I found an apartment, and consulted a fortune teller. I do thrive on a challenge…
June
Watched the World Cup, ate some bugs, and started Thai lessons.
Offline, or rather off-website, I got my first lead in the shape of an email from a UK company who were interested in employing me to be a remote sysadmin. Their MD later got cold feet due to the “remote” angle. Still, Rome wasn’t burnt in a day…
July
I made my first (fleetingly brief) day-trip to Cambodia, wrote a bit about the Thai language, tidied up the Ma.gnolia plugin, and got some freelance development work – right here in Bangkok. Will this roll of fortune never end?
August
Back to Cambodia was the only notable piece to appear online. Largely due to me working my arse off on other things.
September
My first entry of September was the crucifixion of Fox News for their ludicrous coverage of the John-Mark Karr debacle. More amusingly, I bought a guitar and penned a piece about how happy and stable life in Bangkok seemed to be.

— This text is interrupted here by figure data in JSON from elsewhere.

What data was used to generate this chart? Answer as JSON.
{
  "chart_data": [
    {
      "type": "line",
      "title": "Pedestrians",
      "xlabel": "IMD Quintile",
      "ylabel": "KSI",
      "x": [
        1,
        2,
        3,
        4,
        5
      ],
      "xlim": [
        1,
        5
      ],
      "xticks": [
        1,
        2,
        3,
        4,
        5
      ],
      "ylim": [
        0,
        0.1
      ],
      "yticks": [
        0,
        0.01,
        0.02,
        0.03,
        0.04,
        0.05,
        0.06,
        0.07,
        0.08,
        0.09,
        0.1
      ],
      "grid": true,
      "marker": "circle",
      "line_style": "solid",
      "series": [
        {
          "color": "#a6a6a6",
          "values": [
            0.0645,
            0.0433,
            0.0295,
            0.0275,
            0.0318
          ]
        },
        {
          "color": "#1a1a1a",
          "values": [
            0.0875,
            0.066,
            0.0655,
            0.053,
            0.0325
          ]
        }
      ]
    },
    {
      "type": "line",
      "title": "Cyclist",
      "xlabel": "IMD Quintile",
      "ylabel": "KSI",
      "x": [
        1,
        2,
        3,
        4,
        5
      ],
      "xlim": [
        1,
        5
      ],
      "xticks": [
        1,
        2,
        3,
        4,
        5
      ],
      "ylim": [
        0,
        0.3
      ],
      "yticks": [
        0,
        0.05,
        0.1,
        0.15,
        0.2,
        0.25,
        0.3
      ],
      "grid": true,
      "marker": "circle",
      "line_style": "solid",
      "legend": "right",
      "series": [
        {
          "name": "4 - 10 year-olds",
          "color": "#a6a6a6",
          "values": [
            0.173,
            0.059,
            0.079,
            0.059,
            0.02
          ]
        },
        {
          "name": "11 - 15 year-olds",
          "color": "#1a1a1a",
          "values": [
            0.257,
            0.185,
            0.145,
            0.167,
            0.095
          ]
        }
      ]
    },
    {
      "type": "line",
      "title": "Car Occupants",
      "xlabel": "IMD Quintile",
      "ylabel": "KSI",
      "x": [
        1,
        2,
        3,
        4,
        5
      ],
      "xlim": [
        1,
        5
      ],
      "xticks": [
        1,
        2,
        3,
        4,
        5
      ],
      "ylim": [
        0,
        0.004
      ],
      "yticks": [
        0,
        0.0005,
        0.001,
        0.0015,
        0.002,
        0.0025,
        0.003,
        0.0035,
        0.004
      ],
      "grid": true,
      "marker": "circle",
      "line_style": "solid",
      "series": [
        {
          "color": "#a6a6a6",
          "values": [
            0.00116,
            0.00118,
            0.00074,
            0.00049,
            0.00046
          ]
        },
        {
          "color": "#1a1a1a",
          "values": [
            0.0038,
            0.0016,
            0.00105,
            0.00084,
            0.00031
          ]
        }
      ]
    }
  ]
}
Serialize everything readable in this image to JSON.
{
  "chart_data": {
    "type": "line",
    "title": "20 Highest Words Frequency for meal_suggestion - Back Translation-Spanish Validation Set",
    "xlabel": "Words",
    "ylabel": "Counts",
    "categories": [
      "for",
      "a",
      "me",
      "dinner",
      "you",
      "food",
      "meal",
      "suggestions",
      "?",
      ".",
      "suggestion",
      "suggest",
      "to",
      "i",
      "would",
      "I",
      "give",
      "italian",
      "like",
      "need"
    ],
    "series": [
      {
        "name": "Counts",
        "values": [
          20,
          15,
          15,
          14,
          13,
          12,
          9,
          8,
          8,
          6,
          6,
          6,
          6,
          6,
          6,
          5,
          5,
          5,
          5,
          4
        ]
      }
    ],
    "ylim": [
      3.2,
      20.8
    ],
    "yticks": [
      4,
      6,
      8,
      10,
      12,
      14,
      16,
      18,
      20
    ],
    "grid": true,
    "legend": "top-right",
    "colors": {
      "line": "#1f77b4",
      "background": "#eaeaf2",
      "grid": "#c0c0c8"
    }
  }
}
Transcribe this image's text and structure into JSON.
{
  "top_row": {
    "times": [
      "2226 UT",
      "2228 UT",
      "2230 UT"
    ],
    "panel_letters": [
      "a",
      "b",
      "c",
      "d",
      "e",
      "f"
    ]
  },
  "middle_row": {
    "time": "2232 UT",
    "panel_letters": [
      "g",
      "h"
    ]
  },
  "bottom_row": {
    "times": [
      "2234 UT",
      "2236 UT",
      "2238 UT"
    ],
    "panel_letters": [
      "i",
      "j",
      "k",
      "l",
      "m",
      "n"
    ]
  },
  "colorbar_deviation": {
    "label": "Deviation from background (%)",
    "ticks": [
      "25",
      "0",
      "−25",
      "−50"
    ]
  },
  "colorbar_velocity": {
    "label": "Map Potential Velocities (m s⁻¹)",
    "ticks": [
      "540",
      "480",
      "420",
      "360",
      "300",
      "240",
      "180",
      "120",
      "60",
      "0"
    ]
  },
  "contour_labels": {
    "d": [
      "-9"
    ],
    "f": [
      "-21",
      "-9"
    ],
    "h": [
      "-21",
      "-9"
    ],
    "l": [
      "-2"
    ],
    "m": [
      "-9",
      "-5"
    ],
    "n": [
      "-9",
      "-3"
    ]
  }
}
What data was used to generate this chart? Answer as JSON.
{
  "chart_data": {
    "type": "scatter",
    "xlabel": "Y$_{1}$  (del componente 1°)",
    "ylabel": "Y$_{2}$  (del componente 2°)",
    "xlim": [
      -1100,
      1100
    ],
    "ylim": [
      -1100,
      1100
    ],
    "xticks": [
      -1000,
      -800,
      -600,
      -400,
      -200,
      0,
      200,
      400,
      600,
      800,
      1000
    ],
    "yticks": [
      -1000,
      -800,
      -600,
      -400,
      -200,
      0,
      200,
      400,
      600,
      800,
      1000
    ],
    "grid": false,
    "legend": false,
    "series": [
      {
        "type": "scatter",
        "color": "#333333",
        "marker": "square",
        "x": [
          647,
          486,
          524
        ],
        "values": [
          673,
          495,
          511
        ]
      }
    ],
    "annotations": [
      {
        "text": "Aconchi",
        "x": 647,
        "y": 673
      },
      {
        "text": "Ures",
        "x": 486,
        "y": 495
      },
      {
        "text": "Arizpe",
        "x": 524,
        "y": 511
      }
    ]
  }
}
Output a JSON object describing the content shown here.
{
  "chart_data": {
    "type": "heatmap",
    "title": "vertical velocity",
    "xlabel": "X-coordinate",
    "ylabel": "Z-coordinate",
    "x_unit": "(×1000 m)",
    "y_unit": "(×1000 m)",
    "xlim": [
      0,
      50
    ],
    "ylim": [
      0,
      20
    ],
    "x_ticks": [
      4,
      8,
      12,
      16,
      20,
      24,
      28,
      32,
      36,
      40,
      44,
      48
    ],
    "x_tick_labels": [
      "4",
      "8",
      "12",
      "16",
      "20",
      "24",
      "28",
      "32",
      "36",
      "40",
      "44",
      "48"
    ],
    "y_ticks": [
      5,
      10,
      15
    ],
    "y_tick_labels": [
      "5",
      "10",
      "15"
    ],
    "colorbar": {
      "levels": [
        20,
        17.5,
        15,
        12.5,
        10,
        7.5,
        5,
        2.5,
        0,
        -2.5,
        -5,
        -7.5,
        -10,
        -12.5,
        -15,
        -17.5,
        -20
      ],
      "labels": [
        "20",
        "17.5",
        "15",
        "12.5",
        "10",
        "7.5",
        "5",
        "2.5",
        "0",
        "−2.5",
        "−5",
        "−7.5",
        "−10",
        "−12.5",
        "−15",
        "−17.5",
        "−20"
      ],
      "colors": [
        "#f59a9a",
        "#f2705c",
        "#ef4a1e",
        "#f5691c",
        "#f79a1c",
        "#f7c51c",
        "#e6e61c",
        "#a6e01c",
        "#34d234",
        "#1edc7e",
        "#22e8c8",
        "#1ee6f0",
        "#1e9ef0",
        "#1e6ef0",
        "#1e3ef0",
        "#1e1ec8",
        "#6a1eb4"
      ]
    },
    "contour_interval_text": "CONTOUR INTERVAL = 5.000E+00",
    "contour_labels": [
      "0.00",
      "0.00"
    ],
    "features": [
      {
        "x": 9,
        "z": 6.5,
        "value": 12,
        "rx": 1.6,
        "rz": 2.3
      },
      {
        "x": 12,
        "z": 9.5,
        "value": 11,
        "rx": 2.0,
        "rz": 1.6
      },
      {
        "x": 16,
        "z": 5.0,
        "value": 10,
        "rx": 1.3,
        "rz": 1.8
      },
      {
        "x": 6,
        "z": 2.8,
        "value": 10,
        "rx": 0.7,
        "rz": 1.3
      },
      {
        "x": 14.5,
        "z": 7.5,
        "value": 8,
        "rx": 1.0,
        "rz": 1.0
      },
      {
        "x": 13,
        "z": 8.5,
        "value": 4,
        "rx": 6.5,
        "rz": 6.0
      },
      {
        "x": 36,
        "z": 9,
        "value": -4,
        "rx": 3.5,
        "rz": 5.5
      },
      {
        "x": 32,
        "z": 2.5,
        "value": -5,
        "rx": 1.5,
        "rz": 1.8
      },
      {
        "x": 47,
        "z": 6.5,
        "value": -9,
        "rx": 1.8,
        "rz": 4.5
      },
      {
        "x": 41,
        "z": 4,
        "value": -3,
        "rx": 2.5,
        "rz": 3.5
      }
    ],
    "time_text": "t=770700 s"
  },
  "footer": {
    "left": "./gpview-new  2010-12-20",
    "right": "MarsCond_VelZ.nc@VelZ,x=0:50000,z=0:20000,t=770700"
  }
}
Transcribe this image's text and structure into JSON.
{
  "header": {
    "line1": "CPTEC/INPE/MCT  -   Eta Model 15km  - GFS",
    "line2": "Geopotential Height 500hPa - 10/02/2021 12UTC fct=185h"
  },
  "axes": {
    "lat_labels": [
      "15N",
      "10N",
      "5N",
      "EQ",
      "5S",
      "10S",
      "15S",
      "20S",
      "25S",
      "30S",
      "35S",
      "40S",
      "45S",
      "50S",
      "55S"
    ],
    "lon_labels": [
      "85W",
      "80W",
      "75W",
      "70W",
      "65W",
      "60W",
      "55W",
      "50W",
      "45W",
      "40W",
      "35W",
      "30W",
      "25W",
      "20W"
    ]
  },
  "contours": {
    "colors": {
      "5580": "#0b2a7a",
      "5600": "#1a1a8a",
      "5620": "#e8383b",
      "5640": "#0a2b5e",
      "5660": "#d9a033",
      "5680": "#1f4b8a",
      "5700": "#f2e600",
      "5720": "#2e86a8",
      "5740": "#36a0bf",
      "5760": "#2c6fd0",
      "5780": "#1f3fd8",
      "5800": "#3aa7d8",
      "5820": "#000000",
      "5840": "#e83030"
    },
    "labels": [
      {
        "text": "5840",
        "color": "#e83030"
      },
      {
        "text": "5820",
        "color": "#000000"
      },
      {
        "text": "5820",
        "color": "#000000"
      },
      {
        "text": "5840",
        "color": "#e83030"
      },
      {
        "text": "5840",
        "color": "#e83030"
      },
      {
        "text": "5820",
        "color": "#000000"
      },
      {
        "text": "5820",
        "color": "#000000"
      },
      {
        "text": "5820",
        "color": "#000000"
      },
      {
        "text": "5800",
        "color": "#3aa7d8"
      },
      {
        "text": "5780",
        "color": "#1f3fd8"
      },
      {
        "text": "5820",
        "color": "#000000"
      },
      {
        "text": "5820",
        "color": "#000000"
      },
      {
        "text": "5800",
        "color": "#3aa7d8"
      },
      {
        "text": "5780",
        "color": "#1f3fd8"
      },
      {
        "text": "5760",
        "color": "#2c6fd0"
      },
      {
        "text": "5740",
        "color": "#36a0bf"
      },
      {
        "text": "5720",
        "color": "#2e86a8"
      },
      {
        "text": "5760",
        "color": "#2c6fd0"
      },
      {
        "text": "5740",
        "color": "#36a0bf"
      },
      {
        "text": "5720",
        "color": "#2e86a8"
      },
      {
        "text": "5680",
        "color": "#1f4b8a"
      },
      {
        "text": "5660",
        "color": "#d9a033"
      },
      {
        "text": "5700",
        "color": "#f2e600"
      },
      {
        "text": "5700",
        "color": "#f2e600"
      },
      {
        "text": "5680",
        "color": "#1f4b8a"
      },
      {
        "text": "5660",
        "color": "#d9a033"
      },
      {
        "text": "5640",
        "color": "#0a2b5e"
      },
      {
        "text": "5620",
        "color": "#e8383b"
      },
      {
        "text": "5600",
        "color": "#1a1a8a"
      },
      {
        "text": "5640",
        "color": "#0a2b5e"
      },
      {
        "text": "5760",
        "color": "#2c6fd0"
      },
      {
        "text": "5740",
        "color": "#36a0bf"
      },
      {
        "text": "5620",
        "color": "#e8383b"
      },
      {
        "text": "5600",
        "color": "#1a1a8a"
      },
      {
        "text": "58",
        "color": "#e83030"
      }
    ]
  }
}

Of course, later the same day there was a military coup.
October
From various ventures and good fortunes, I had now made enough money to effectively take the rest of the year off. So I took my first proper holiday since April, and had a long weekend in Phnom Penh with a couple of friends.
This was followed by celebrating my 28th birthday in freak floods.
November
I took the opportunity to petition Tony Blair to stand on his head and juggle ice-cream, before comparing the Thai language to Orwell’s “newspeak”. And continued to neglect this website in favour of actually living. What a shame.
December
I began the final month of 2006 by almost getting myself killed crossing the street, then suffering possibly the worst hangover ever after my friend Ed’s stag night. Oh, and accepted a programming job offer – I start next week.
This is the first piece to appear since then, but in the meantime I had Christmas dinner with a group of frankly great friends, then travelled up-country for Ed’s wedding and a view of Thai country life. I’ll write this up soon and link it here.
New Year’s Eve saw a series of organised explosions hit Bangkok at around 6pm, but I went out for drinks later anyway. I got home to discover that there’d been a second wave of bombs at midnight, thankfully a few merciful miles from where I’d been partying.
Three Thais were killed, and 30-40 people, including Western tourists (to the delight and suddenly-piqued interest of the Western media), were injured. Since I am old enough to remember the provisional IRA, who didn’t fanny about when it came to blowing things (and people) up, I am not particularly impressed by the cheap pyrotechnics we saw here – as I wasn’t by the similarly amateurish efforts we saw in London last year.